La bonne idée du départ semble donc être devenue un fardeau, de plus en plus lourd, car supporté de façon inégalitaire.

Et d'autant plus injuste que la crise frappe aussi les cabinets d'avocats. "L'AJ ne survivra que si un système plus équitable est trouvé", assure une avocate. À moins que certaines robes noires ne partagent plus la philosophie de la loi de 1991. Mais, ça, c'est un autre débat...


"Sur certains dossiers, on travaille à perte. On doit donc faire des choix"

Si Me Gaëlle Baptiste a intégré, à la sortie de l'école, un cabinet plutôt spécialisé dans le droit immobilier, elle continue à faire du droit pénal et du droit civil. "Sur l'ensemble de mes dossiers, les missions d'aide juridictionnelle représentent environ 25 %", souligne la jeune avocate pour qui l'AJ a "toujours été une évidence".

Une fois inscrite au Barreau aixois, la jeune avocate a donc très vite entamé les démarches auprès de l'Ordre. "Pour pouvoir être désigné, on s'inscrit sur une liste en choisissant deux domaines de compétence afin de garantir une certaine qualité dans le conseil et l'assistance, explique-t-elle. 

Si on ne figure pas sur cette liste, on ne peut faire appel à nous pour assurer une mission d'aide juridictionnelle.
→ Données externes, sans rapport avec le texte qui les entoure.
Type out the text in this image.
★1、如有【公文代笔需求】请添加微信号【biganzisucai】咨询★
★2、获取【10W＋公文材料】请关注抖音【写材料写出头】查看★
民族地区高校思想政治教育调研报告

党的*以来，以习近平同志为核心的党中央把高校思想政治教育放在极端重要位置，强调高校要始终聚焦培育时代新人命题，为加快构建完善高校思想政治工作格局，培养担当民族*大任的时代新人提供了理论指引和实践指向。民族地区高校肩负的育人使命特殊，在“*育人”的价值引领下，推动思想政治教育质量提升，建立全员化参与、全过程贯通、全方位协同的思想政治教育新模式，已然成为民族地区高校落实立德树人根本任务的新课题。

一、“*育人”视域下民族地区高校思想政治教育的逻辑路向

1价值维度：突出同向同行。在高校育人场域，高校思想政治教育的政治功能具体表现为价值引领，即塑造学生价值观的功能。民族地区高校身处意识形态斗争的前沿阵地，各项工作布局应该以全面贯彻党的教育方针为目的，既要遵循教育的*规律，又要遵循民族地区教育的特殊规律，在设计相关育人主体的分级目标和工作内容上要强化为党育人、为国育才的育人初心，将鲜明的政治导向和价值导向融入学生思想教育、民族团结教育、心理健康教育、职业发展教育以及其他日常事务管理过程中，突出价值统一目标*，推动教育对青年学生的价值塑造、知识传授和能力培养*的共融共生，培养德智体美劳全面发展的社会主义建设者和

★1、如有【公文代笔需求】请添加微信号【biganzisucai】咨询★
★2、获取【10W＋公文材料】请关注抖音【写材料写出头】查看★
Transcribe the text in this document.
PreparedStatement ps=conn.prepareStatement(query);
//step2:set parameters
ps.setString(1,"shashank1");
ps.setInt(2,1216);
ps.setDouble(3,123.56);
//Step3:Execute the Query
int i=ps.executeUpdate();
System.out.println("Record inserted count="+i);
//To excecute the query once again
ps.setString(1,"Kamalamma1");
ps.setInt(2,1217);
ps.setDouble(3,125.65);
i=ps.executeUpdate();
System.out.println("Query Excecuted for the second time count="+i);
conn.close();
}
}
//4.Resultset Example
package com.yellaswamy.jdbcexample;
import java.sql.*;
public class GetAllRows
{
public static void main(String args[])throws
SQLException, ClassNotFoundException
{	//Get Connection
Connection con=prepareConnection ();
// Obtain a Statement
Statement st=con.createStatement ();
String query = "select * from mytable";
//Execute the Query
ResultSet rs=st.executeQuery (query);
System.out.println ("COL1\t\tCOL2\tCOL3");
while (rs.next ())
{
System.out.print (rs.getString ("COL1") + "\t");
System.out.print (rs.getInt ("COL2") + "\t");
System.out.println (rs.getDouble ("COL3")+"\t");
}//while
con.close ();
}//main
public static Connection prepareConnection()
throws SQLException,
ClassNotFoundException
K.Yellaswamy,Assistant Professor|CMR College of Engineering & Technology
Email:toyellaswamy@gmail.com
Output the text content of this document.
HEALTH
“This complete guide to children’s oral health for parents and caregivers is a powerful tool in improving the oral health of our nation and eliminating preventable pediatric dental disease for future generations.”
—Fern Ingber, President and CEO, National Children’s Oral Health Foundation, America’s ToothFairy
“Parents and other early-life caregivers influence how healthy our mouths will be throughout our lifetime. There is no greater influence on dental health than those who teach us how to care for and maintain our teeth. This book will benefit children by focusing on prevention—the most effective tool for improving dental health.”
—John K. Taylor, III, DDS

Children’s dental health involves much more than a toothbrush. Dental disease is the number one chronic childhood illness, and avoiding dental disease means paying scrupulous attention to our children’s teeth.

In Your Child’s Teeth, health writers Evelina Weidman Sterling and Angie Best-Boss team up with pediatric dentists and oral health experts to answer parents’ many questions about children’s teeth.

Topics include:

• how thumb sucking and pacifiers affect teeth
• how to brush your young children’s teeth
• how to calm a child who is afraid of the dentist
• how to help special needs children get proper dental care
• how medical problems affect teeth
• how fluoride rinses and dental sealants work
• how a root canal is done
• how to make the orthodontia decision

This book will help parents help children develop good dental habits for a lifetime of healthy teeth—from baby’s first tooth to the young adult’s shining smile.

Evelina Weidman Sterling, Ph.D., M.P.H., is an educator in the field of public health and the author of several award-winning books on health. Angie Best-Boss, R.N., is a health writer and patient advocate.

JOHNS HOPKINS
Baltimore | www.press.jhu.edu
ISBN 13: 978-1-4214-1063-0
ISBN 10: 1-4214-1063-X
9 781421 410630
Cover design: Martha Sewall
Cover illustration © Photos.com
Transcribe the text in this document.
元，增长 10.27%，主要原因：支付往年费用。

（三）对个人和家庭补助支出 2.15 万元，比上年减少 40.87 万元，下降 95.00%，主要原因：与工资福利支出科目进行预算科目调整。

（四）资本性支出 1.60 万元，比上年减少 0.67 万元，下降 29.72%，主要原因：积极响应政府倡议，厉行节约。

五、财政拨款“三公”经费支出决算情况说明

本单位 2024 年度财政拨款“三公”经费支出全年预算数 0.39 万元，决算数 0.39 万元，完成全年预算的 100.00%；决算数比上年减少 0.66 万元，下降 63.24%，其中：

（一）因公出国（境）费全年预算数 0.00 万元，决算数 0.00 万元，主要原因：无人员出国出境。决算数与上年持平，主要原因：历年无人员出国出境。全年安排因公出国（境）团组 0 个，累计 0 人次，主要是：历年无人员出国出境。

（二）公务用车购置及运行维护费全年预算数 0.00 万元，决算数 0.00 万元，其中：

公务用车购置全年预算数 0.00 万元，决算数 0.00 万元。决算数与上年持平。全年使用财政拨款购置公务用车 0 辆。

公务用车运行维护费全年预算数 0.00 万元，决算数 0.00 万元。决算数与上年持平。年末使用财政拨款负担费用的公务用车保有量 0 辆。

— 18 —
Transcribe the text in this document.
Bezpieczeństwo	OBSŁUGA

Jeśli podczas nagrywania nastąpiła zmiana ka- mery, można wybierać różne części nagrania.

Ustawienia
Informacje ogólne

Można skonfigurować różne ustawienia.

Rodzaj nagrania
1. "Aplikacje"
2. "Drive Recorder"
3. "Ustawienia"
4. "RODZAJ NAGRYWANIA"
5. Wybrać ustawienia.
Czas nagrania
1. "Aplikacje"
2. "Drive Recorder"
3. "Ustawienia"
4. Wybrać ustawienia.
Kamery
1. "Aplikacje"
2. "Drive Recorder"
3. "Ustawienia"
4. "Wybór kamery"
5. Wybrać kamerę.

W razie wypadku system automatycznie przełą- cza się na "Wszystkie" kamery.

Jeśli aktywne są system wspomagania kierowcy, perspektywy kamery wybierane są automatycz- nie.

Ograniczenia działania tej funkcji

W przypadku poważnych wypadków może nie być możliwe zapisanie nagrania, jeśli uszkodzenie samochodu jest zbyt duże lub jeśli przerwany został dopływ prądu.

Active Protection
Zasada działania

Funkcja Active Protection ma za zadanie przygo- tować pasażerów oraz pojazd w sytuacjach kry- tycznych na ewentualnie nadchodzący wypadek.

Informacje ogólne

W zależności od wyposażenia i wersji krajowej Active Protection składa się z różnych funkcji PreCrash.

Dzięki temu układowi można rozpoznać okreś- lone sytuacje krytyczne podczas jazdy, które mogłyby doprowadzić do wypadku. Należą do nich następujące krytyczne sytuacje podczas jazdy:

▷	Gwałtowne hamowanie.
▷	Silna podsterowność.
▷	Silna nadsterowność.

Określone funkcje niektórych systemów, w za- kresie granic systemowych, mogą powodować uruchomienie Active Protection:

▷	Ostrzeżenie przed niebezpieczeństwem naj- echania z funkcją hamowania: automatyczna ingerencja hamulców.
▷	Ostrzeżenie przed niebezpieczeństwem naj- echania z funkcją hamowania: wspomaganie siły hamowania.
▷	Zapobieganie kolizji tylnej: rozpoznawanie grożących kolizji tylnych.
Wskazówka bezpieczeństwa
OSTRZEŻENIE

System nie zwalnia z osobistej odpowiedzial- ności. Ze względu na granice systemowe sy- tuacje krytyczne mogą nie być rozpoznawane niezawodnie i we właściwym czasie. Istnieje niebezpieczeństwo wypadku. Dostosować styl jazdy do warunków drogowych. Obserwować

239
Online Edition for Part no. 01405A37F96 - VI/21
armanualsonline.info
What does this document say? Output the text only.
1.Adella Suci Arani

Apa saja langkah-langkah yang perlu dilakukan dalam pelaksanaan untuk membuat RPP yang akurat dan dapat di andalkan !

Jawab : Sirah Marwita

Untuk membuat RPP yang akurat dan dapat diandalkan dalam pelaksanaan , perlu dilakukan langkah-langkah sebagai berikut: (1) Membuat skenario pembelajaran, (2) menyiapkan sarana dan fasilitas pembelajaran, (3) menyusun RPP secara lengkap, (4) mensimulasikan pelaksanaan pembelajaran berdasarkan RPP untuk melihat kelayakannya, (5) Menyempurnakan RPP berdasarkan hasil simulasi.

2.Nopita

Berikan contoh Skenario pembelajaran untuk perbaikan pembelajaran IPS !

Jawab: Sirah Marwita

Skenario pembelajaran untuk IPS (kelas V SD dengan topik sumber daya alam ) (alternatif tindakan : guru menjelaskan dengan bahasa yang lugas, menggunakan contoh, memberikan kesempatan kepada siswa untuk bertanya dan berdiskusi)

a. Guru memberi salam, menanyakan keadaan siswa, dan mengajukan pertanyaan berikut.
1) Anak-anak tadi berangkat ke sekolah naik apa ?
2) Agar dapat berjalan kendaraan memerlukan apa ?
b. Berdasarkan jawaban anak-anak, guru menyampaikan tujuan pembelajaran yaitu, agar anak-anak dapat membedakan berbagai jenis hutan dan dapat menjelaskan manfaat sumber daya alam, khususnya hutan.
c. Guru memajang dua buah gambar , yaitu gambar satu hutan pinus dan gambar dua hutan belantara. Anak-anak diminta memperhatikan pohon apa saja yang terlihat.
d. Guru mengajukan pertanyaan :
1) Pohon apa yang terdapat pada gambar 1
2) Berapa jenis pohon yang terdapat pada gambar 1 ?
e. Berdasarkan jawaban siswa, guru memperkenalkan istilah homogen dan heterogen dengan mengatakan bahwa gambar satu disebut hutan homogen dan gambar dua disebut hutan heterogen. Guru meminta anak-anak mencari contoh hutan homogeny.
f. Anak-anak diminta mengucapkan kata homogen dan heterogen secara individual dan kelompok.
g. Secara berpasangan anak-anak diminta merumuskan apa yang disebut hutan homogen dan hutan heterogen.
C'est la même chose, le volontariat est un principe, pour les avocats commis d'office".

Des dossiers de plus en plus difficiles à traiter

Depuis quatre ans, Me Baptiste s'est frotté de près aux incohérences et aux insuffisances du système. Les loupés, les longueurs dans le traitement des dossiers, les pièces manquantes... "Il m'est arrivé d'être désignée une fois le procès en correctionnelle passé", raconte-t-elle.

Dans ce cas, le prévenu fait appel à l'avocat commis d'office. S'il est détenu, l'aide juridictionnelle s'applique automatiquement. S'il est libre, il est censé avoir ses justificatifs de ressources sur lui. "Et on monte le dossier a posteriori"... ou pas !

Si le prévenu disparaît dans la nature ou si le bureau de l'aide juridictionnelle refuse le dossier, l'avocat aura travaillé gratis. "Ça arrive bien trop souvent, déplore la jeune avocate. Déjà qu'une après-midi passée en correctionnelle est assez mal payée... 188 euros !"

Quant à l'assistance devant le juge de proximité ou le tribunal de police, elle est évaluée à 43 euros. "Mais en plus de l'audience, il faut préparer le dossier, recevoir le client... " 

Certains frais ne seront plus remboursés

"En matière d'application des peines, nos déplacements ne sont pas pris en charge, déplore Gaëlle. Donc, même si j'ai une situation privilégiée car je suis collaboratrice dans un grand cabinet, j'ai dû bannir les applications de peines trop éloignées de mon cabinet. Avec 4 UV (94,08 euros) pour ce genre de contentieux, il m'arrivait de travailler à perte ! Il a donc fallu faire des choix."

Malgré les dysfonctionnements réels, Me Baptiste continuera à assurer des missions d'aide juridictionnelle pour "diversifier sa clientèle" et "par conviction""Il est important de garder le contact avec ceux qui en ont le plus besoin", insiste-t-elle.